I woke up Saturday morning to Annabelle making efforts to crawl across the bed, although she could not really use her back legs, and she had a bit of playfulness back. Shortly thereafter, I received a call from the embryologist. She informed me that of the 20 eggs that were retrieved on Friday, 19 were mature and fertilized! After 36+ hours of worry, frustration, uncertainty, pain, and recovery, we were relieved and overjoyed. The number of fertilized eggs far exceeded what our doctors and we thought we would have, and Annabelle was showing desire and determination to move and be herself. We still have a long way to go on both accounts. We’ve spent the rest of this weekend working with Annabelle on her therapy movements and seeing her make improvements toward walking and having probably 50% of her movement and control in her back legs, and we will continue to work with her at home and see the physical therapist and neurologist to help her regain hopefully 80%+ functionality. Between now and Wednesday, we will continue to receive updates from the embryologist on the development of our fertilized eggs to blastocytes by Wednesday, at which point they will be frozen. Dr. Fritz estimates that generally 60-80% of the fertilized eggs become viable blastocytes, so we’re hoping for the high end of that range.

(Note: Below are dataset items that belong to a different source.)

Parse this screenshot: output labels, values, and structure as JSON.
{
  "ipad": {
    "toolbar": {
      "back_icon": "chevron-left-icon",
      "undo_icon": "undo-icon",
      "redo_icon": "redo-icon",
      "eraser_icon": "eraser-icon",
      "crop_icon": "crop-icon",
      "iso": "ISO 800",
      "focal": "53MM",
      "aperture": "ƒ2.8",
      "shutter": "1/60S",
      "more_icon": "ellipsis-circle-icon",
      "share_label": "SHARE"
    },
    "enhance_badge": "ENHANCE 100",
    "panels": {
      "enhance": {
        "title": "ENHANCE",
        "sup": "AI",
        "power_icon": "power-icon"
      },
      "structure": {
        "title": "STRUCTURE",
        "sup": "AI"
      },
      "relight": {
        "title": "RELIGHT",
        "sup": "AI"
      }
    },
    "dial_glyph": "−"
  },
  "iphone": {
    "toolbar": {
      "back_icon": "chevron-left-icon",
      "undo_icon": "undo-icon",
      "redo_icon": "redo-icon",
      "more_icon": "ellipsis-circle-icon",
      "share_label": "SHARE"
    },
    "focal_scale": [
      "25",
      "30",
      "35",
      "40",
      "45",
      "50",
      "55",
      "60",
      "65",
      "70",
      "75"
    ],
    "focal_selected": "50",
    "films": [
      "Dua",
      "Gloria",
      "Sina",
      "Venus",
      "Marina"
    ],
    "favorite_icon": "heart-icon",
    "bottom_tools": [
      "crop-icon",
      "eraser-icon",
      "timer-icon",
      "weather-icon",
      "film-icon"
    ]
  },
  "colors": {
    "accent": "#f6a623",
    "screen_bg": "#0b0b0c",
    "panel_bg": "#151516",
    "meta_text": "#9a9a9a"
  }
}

The only thing I can grasp from this storm of the past three days, (and largely of the past almost six weeks) is to celebrate every glimmer of light, and let the rest of the storm fade into distant memories. Although I am in considerable pain, I have the hope of a future child, of being cured, and of Annabelle regaining full use of her back legs. Now it’s time to watch the Super Bowl, drink a mimosa, and snuggle a pup.